I will reiterate my disagreement with this move. I believe it is a futile effort to throw more money we do not have as a nation at a problem we created. As it stands now, school lunches are about as healthy and balanced as a Big Mac with a side of Natural Red #4. The average menu is comprised of super-processed foods that must be prepared in a quick manner to feed the masses. Just because the labeling says it is low in sugar, fat or calories, doesn’t mean there are any guarantees what is in the food is actually food.

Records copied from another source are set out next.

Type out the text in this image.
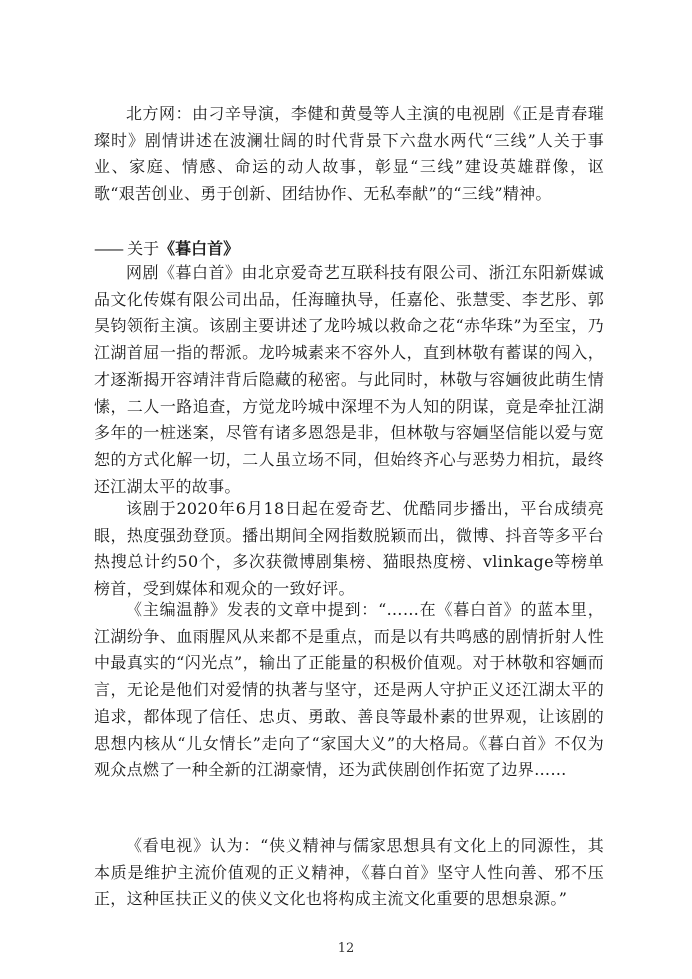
北方网：由刁辛导演，李健和黄曼等人主演的电视剧《正是青春璀璨时》剧情讲述在波澜壮阔的时代背景下六盘水两代“三线”人关于事业、家庭、情感、命运的动人故事，彰显“三线”建设英雄群像，讴歌“艰苦创业、勇于创新、团结协作、无私奉献”的“三线”精神。

—— 关于《暮白首》

网剧《暮白首》由北京爱奇艺互联科技有限公司、浙江东阳新媒诚品文化传媒有限公司出品，任海瞳执导，任嘉伦、张慧雯、李艺彤、郭昊钧领衔主演。该剧主要讲述了龙吟城以救命之花“赤华珠”为至宝，乃江湖首屈一指的帮派。龙吟城素来不容外人，直到林敬有蓄谋的闯入，才逐渐揭开容靖沣背后隐藏的秘密。与此同时，林敬与容婳彼此萌生情愫，二人一路追查，方觉龙吟城中深埋不为人知的阴谋，竟是牵扯江湖多年的一桩迷案，尽管有诸多恩怨是非，但林敬与容婳坚信能以爱与宽恕的方式化解一切，二人虽立场不同，但始终齐心与恶势力相抗，最终还江湖太平的故事。

该剧于2020年6月18日起在爱奇艺、优酷同步播出，平台成绩亮眼，热度强劲登顶。播出期间全网指数脱颖而出，微博、抖音等多平台热搜总计约50个，多次获微博剧集榜、猫眼热度榜、vlinkage等榜单榜首，受到媒体和观众的一致好评。

《主编温静》发表的文章中提到：“……在《暮白首》的蓝本里，江湖纷争、血雨腥风从来都不是重点，而是以有共鸣感的剧情折射人性中最真实的“闪光点”，输出了正能量的积极价值观。对于林敬和容婳而言，无论是他们对爱情的执著与坚守，还是两人守护正义还江湖太平的追求，都体现了信任、忠贞、勇敢、善良等最朴素的世界观，让该剧的思想内核从“儿女情长”走向了“家国大义”的大格局。《暮白首》不仅为观众点燃了一种全新的江湖豪情，还为武侠剧创作拓宽了边界……

《看电视》认为：“侠义精神与儒家思想具有文化上的同源性，其本质是维护主流价值观的正义精神，《暮白首》坚守人性向善、邪不压正，这种匡扶正义的侠义文化也将构成主流文化重要的思想泉源。”

12
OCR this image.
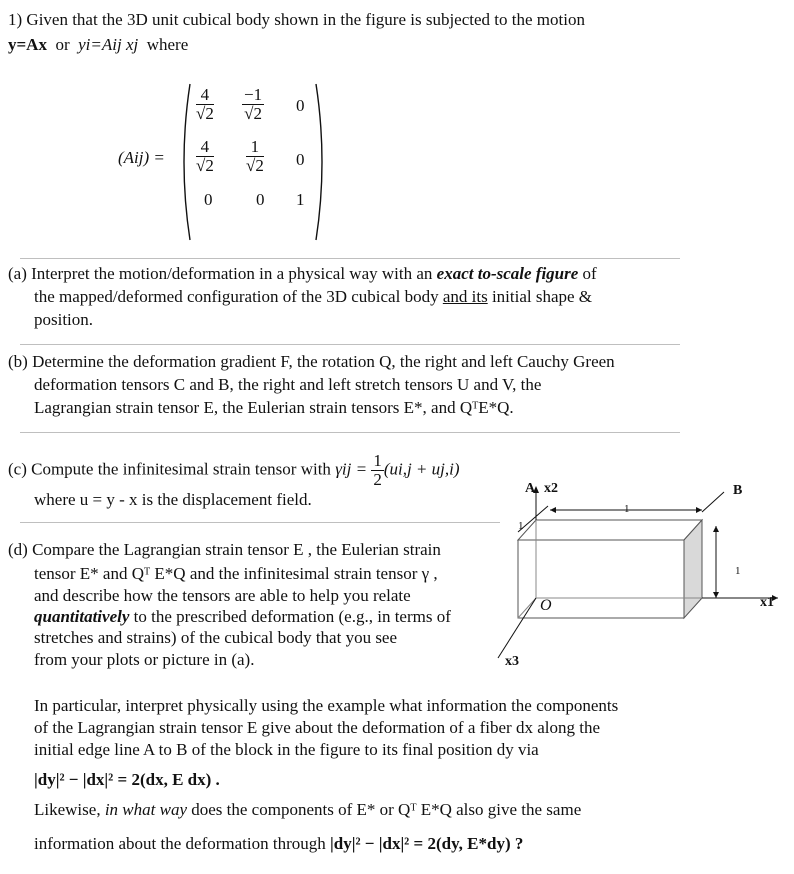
1) Given that the 3D unit cubical body shown in the figure is subjected to the motion
y=Ax or yi=Aij xj where
(Aij) =
$\frac{4}{√2} \frac{-1}{√2} 0$
$\frac{4}{√2} \frac{1}{√2} 0$
0	0 1
(a) Interpret the motion/deformation in a physical way with an exact to-scale figure of
the mapped/deformed configuration of the 3D cubical body and its initial shape &
position.
(b) Determine the deformation gradient F, the rotation Q, the right and left Cauchy Green
deformation tensors C and B, the right and left stretch tensors U and V, the
Lagrangian strain tensor E, the Eulerian strain tensors E*, and QᵀE*Q.
(c) Compute the infinitesimal strain tensor with $\gamma ij = \frac{1}{2} (ui,j + uj,i)$
where u = y - x is the displacement field.
(d) Compare the Lagrangian strain tensor E , the Eulerian strain
tensor E* and Qᵀ E*Q and the infinitesimal strain tensor γ ,
and describe how the tensors are able to help you relate
quantitatively to the prescribed deformation (e.g., in terms of
stretches and strains) of the cubical body that you see
from your plots or picture in (a).
In particular, interpret physically using the example what information the components
of the Lagrangian strain tensor E give about the deformation of a fiber dx along the
initial edge line A to B of the block in the figure to its final position dy via
|dy|² − |dx|² = 2(dx, E dx) .
Likewise, in what way does the components of E* or Qᵀ E*Q also give the same
information about the deformation through |dy|² − |dx|² = 2(dy, E*dy) ?
A	B
x2
x1
x3
O
1
1
1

Already, our schools are subsidized to the max with state and federal funding for breakfasts and lunches. Some schools have even disallowed children from bringing their lunches from home because that would take away the money they are subsidized if the child eats there. The massive amount of waste is another issue that raises my hackles. Too many times, entire plates of food are dumped in trashcans and these children we “must” feed eat nothing just so they won’t have to eat the slop they are given. Of course, as soon as they get home they will scarf down a bag of Doritos and a Big Gulp. If schools are made to buy whole foods, they will go bankrupt and there will be no place for the children to eat or learn anymore. Plus, it is not even obtainable for a lot of inner city districts to buy fresh, nutritional foods at a rate they can afford.
Until we fix the poisoned, genetically altered, super processed food source, we will continue to be a nation of fat, sickly Americans. No amount of do-gooding, legislation or money will change the outcome if you do not get to the source. People lie all the time, but the numbers always tell the truth. And the numbers say we have caused our obesity and health epidemic.